Lady kłusowała przepięknie podnosiła wysoko kończyny by się popisać. Z tyłu była cisza, słyszałam tylko Ruskę uspokajającą achałke. Nick podjechał do mnie do pary i zaczął zagadywać. Po chwili przeszliśmy do stępa. Skręciliśmy na górki, Lady chciała podkłusowywać, a momentami podgalopowywyać. Robiło się stromiej i piaszczyściej więc zażądałam kłus, a po chwili galop. Pod górkę wszystko szło doskonale, tylko już z górki achałka zaczęła kombinować Rusce i wyprzedzili nas galopem. Jednak gdy się klaczka zorientowała że nie ma koni od razu wróciła ale nadal wyrywając się.
Gdy Nick podjechał do mnie zapytałam.
- Jak ty się znalazłeś w moim łóżku?!
- To długa historia kotku.
- Kłusem!
- Na najbliższej polanie robimy przerwę, musze się z nią dogadać.
Udało mi się ją uspokoić na tyle by w miarę grzecznie truchtała na końcu zastępu. Ciągle miała coś do powiedzenia i mruczała do siebie. Trafił mi się koń z psychiatryka. Marzenie każdego jeźdźca! No nic, nie ma rumaka, do którego nie da się dotrzeć. Niestety tutaj nie mam okazji by porozmawiać z nią w jej języku, wiec mogłam jedynie ustalić kto jest przywódcą poprzez jazdę na wolcie.

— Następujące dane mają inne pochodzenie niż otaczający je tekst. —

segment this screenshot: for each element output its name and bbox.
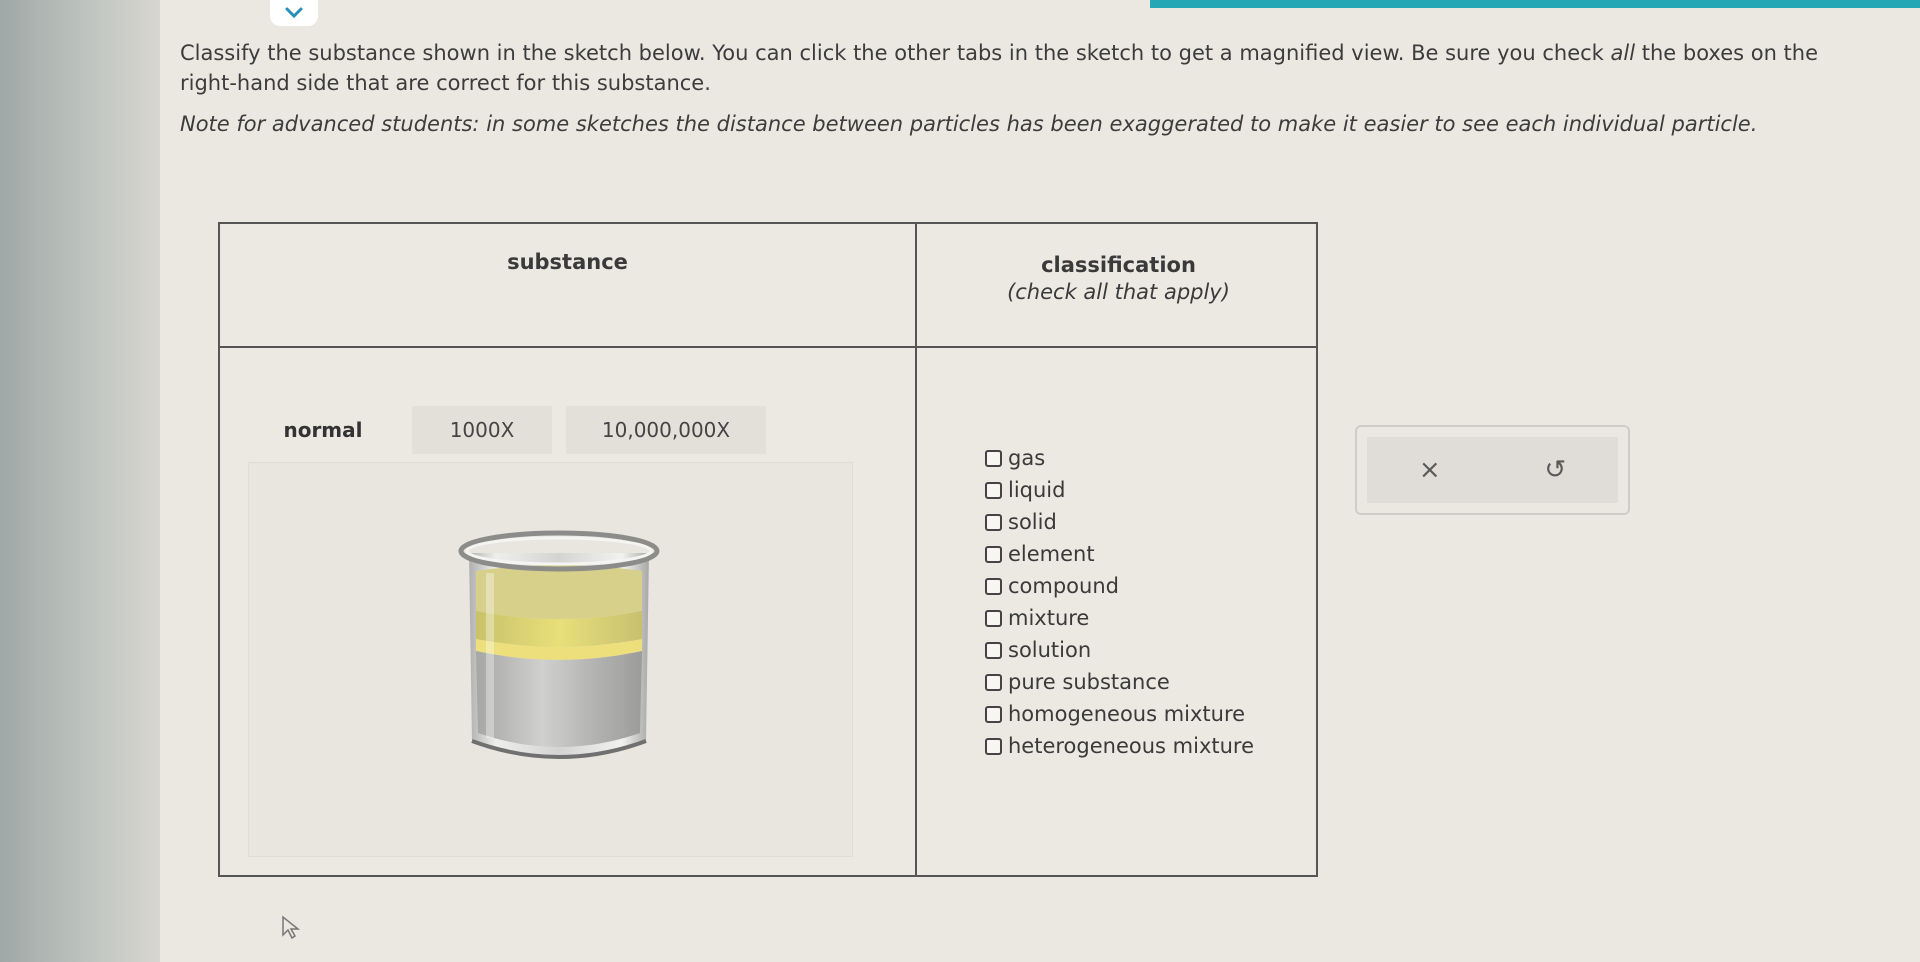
option-label: compound [1008, 574, 1119, 598]
checkbox[interactable] [985, 481, 1002, 499]
option-compound[interactable]: compound [985, 570, 1254, 602]
screen-bezel [0, 0, 160, 962]
option-mixture[interactable]: mixture [985, 602, 1254, 634]
classification-title: classification [1041, 253, 1196, 277]
option-gas[interactable]: gas [985, 442, 1254, 474]
question-part1: Classify the substance shown in the sket… [180, 41, 1611, 65]
classification-header: classification (check all that apply) [917, 252, 1320, 306]
column-divider [915, 224, 917, 875]
sketch-viewer [248, 462, 853, 857]
option-label: gas [1008, 446, 1046, 470]
chevron-down-icon [284, 3, 304, 24]
option-label: pure substance [1008, 670, 1170, 694]
checkbox[interactable] [985, 705, 1002, 723]
option-liquid[interactable]: liquid [985, 474, 1254, 506]
option-solid[interactable]: solid [985, 506, 1254, 538]
option-label: solution [1008, 638, 1092, 662]
option-heterogeneous-mixture[interactable]: heterogeneous mixture [985, 730, 1254, 762]
question-table: substance classification (check all that… [218, 222, 1318, 877]
checkbox[interactable] [985, 737, 1002, 755]
advanced-note: Note for advanced students: in some sket… [180, 112, 1880, 136]
beaker-image [454, 523, 664, 773]
checkbox[interactable] [985, 641, 1002, 659]
option-label: heterogeneous mixture [1008, 734, 1255, 758]
checkbox[interactable] [985, 545, 1002, 563]
option-solution[interactable]: solution [985, 634, 1254, 666]
action-buttons: × ↺ [1367, 437, 1618, 503]
header-divider [220, 346, 1316, 348]
mouse-pointer-icon [281, 915, 303, 945]
clear-button[interactable]: × [1400, 455, 1460, 485]
undo-icon: ↺ [1544, 455, 1567, 485]
note-label: Note for advanced students: [180, 112, 480, 136]
option-label: homogeneous mixture [1008, 702, 1246, 726]
reset-button[interactable]: ↺ [1525, 455, 1585, 485]
question-text: Classify the substance shown in the sket… [180, 38, 1880, 98]
question-emphasis: all [1610, 41, 1636, 65]
collapse-toggle-button[interactable] [270, 0, 318, 26]
top-accent-bar [1150, 0, 1920, 8]
option-label: liquid [1008, 478, 1066, 502]
checkbox[interactable] [985, 577, 1002, 595]
close-icon: × [1418, 455, 1441, 485]
option-homogeneous-mixture[interactable]: homogeneous mixture [985, 698, 1254, 730]
option-label: element [1008, 542, 1095, 566]
magnification-tabs: normal 1000X 10,000,000X [248, 406, 766, 454]
substance-header: substance [507, 250, 628, 274]
option-label: mixture [1008, 606, 1090, 630]
tab-1000x[interactable]: 1000X [412, 406, 552, 454]
classification-options: gas liquid solid element compound mixtur… [985, 442, 1254, 762]
note-body: in some sketches the distance between pa… [479, 112, 1758, 136]
classification-subtitle: (check all that apply) [1007, 280, 1230, 304]
checkbox[interactable] [985, 609, 1002, 627]
checkbox[interactable] [985, 449, 1002, 467]
tab-normal[interactable]: normal [248, 406, 398, 454]
option-label: solid [1008, 510, 1057, 534]
checkbox[interactable] [985, 513, 1002, 531]
tab-10000000x[interactable]: 10,000,000X [566, 406, 766, 454]
checkbox[interactable] [985, 673, 1002, 691]
option-element[interactable]: element [985, 538, 1254, 570]
answer-action-bar: × ↺ [1355, 425, 1630, 515]
option-pure-substance[interactable]: pure substance [985, 666, 1254, 698]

Wjechaliśmy na niedużą łączkę, Del skinęła na mnie dając znak, że mogę zacząć robić to, co mam do zrobienia. Obrałam sobie sporawą woltę, którą stopniowo zmniejszałam jednocześnie wysyłając do Heili jasne i mocne sygnały. Chwile zajęło mi zebranie jej, kolejnych kilka minut uparcie spierałyśmy się i kłóciłyśmy. Nie czułam już rąk, a przed nami jeszcze spory kawałek drogi... W końcu po 15 minutach odpuściła! Nie było to pełne zwycięstwo, ale było lepiej. Pozostali przez ten czas rozciągali konie wokół nas. Bawili się tempem i ustawiali swoje wierzchowce na pomoce. Caramel co jakiś czas strzelała bryki od mocniejszych impulsów, ale Lady i Van szły bardzo ładnie. Reagowały na każdy sygnał i złapały kontakt z jeźdźcami.

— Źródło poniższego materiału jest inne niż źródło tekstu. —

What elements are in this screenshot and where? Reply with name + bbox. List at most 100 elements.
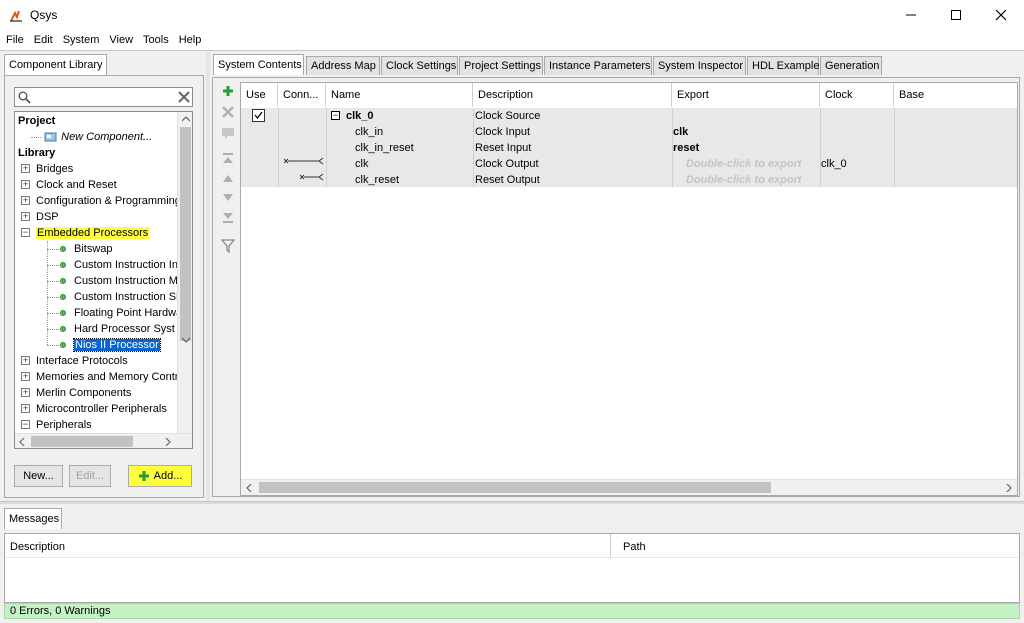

- No dobra, możemy jechać dalej. - powiedziałam do Del, podjeżdżając stępem.
Gdy wyjechaliśmy z łąki znów zrobiliśmy zastęp i ruszyliśmy kłusem. Wjechaliśmy na spory fajny odcinek do galopu. W końcu minutach ruszyliśmy galopem. Lady zrobiła się nie spokojna słysząc świergotanie ptaków. Po kilku minutach uspokoiła się i dała mi znak że mi ufa. Van z Nickiem świetnie się dogadywali, chłopak nie miał z nią żadnych problemów. Achałka odpuściła i szła równym tempem. Gdy byliśmy już blisko stajni zwolniliśmy do stępa. W stępie, a potem w wolnym kłusie porobiłam sobie ustępowania. Ray podjechał do Ruski i zaczęli gadać. A Nick do mnie i też coś tam gawędził. W końcu ujrzeliśmy stajnię, zwolniliśmy tępo i wolnym stępem wjechaliśmy w bramę. Gdy wjechaliśmy do stajni klaczy każdy z nas zsiadł i ogarnął swojego konia. Odnieśliśmy sprzęty i szczotki po czym sprowadziliśmy pozostałe konie z pastwiska, nakarmiliśmy i oporządziliśmy stajnię.

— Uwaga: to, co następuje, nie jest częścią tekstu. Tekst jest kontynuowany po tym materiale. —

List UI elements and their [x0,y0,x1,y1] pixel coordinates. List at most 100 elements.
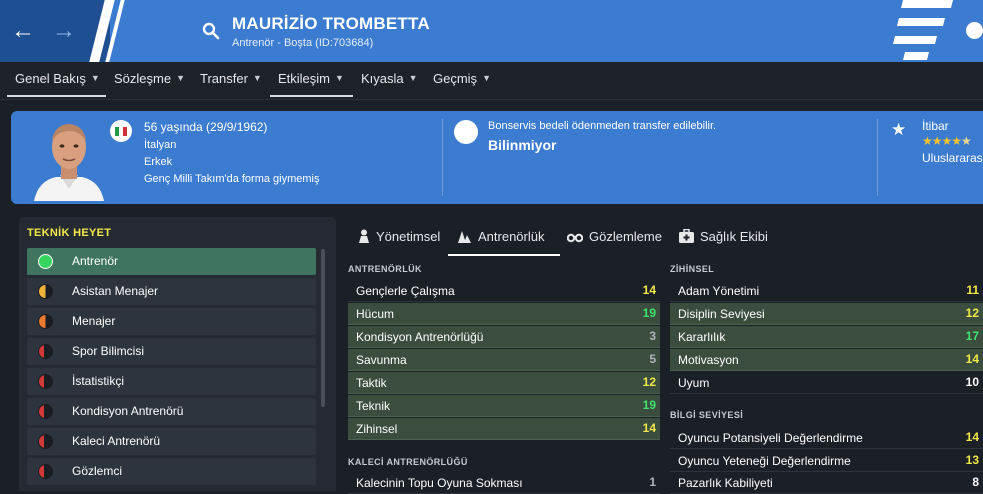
menu-active-underline [7,95,106,97]
attribute-row: Kondisyon Antrenörlüğü 3 [348,326,660,348]
person-youth-caps: Genç Milli Takım'da forma giymemiş [144,173,320,185]
attribute-value: 14 [642,421,656,435]
staff-role-panel: TEKNİK HEYET Antrenör Asistan Menajer Me… [19,217,336,491]
role-circle-icon [38,284,53,299]
staff-item-label: Spor Bilimcisi [72,344,145,358]
attribute-value: 14 [965,430,979,444]
tab-saglik-ekibi[interactable]: Sağlık Ekibi [679,229,768,244]
back-icon[interactable]: ← [11,18,35,44]
card-divider [442,119,443,196]
forward-icon[interactable]: → [52,18,76,44]
chevron-down-icon: ▼ [408,73,418,83]
staff-item-label: Gözlemci [72,464,123,478]
chevron-down-icon: ▼ [252,73,262,83]
attribute-value: 19 [642,306,656,320]
attribute-row: Oyuncu Yeteneği Değerlendirme 13 [670,450,983,472]
attribute-value: 11 [966,283,979,297]
menu-sozlesme[interactable]: Sözleşme ▼ [114,71,185,86]
tab-antrenorluk[interactable]: Antrenörlük [456,229,544,244]
card-divider [877,119,878,196]
tab-label: Yönetimsel [376,229,441,244]
role-circle-icon [38,404,53,419]
role-circle-icon [38,314,53,329]
attribute-value: 3 [649,329,656,343]
menu-label: Transfer [200,71,248,86]
person-name: MAURİZİO TROMBETTA [232,14,430,33]
tab-label: Antrenörlük [478,229,545,244]
menu-transfer[interactable]: Transfer ▼ [200,71,262,86]
staff-item-kondisyon-antrenoru[interactable]: Kondisyon Antrenörü [27,398,316,425]
attribute-row: Hücum 19 [348,303,660,325]
section-title-coaching: ANTRENÖRLÜK [348,264,422,274]
reputation-level: Uluslararası [922,151,983,165]
attribute-name: Kondisyon Antrenörlüğü [356,330,484,344]
attribute-value: 13 [965,453,979,467]
chevron-down-icon: ▼ [90,73,100,83]
menu-etkilesim[interactable]: Etkileşim ▼ [278,71,344,86]
staff-item-label: Asistan Menajer [72,284,159,298]
chevron-down-icon: ▼ [176,73,185,83]
panel-scrollbar[interactable] [321,249,325,407]
header-decoration [893,0,953,60]
attribute-value: 17 [965,329,979,343]
staff-item-label: Kaleci Antrenörü [72,434,161,448]
attribute-row: Zihinsel 14 [348,418,660,440]
tab-yonetimsel[interactable]: Yönetimsel [358,229,440,244]
tab-gozlemleme[interactable]: Gözlemleme [567,229,662,244]
staff-item-label: Kondisyon Antrenörü [72,404,184,418]
menu-label: Etkileşim [278,71,331,86]
coaching-cone-icon [458,231,471,243]
staff-item-istatistikci[interactable]: İstatistikçi [27,368,316,395]
attribute-name: Kararlılık [678,330,726,344]
globe-icon[interactable] [966,22,983,39]
attribute-row: Teknik 19 [348,395,660,417]
staff-item-gozlemci[interactable]: Gözlemci [27,458,316,485]
staff-item-kaleci-antrenoru[interactable]: Kaleci Antrenörü [27,428,316,455]
reputation-stars: ★★★★★ [922,134,972,148]
attribute-name: Disiplin Seviyesi [678,307,765,321]
staff-item-label: İstatistikçi [72,374,125,388]
menu-kiyasla[interactable]: Kıyasla ▼ [361,71,418,86]
tab-label: Sağlık Ekibi [700,229,768,244]
person-photo [28,115,110,201]
menu-genel-bakis[interactable]: Genel Bakış ▼ [15,71,100,86]
staff-item-spor-bilimcisi[interactable]: Spor Bilimcisi [27,338,316,365]
attribute-value: 12 [965,306,979,320]
attribute-row: Disiplin Seviyesi 12 [670,303,983,325]
menu-label: Kıyasla [361,71,404,86]
menu-gecmis[interactable]: Geçmiş ▼ [433,71,491,86]
section-title-goalkeeping: KALECİ ANTRENÖRLÜĞÜ [348,457,468,467]
staff-item-menajer[interactable]: Menajer [27,308,316,335]
attribute-tabs: Yönetimsel Antrenörlük Gözlemleme Sağlık… [346,220,983,256]
profile-header: ← → MAURİZİO TROMBETTA Antrenör - Boşta … [0,0,983,62]
staff-item-asistan-menajer[interactable]: Asistan Menajer [27,278,316,305]
attribute-name: Taktik [356,376,387,390]
attribute-value: 14 [642,283,656,297]
attribute-name: Gençlerle Çalışma [356,284,455,298]
person-gender: Erkek [144,156,173,168]
transfer-value: Bilinmiyor [488,137,557,153]
attribute-name: Oyuncu Yeteneği Değerlendirme [678,454,851,468]
transfer-note: Bonservis bedeli ödenmeden transfer edil… [488,120,717,132]
attribute-name: Motivasyon [678,353,739,367]
attribute-name: Pazarlık Kabiliyeti [678,476,773,490]
attribute-row: Uyum 10 [670,372,983,394]
staff-item-label: Antrenör [72,254,119,268]
role-circle-icon [38,434,53,449]
person-subtitle: Antrenör - Boşta (ID:703684) [232,37,374,49]
attribute-value: 10 [965,375,979,389]
italy-flag-icon [110,120,132,142]
manager-icon [359,229,369,243]
attribute-value: 19 [642,398,656,412]
attribute-name: Kalecinin Topu Oyuna Sokması [356,476,523,490]
chevron-down-icon: ▼ [482,73,491,83]
attribute-row: Taktik 12 [348,372,660,394]
menu-label: Genel Bakış [15,71,86,86]
attribute-value: 12 [642,375,656,389]
attribute-row: Gençlerle Çalışma 14 [348,280,660,302]
search-icon[interactable] [202,22,220,40]
medical-kit-icon [679,229,694,243]
staff-item-antrenor[interactable]: Antrenör [27,248,316,275]
role-circle-icon [38,464,53,479]
role-circle-icon [38,254,53,269]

- To co idziemy na herbatkę? - Zapytałam.
- Pewnie. - Odpowiedzieli
- Wy powinnyście napić się raczej czegoś mocniejszego, od razu robicie się weselsze i w ogóle... - powiedział Ray z tym swoim denerwującym uśmieszkiem.
- Zapomnij. - oberwał. - A ten... Jutro przyjeżdża synek Torni z zajeżdżania, co nie? - zapytałam radośnie.
- Mhm... Koni nam przybywa... - odparła uśmiechnięta Del wstawiając wodę. - Lady jest cudowna! Bardzo wygodna i grzeczna, no ideał!
- Mój ideał trochę niedomaga... Heilari jest... niestandardowa. Będę musiała spędzić z nią mnóstwo czasu.
- Mam być zazdrosny? - zapytał zadziornie Rayan.
- Oczywiście. Nawet z narwaną chabetą nie masz szans. – odparłam poważnie. Ale wiecie co, z niej coś będzie. Mówię wam. Zrobię wszystko żeby zaczęła ufać ludziom.  – dodałam po chwili.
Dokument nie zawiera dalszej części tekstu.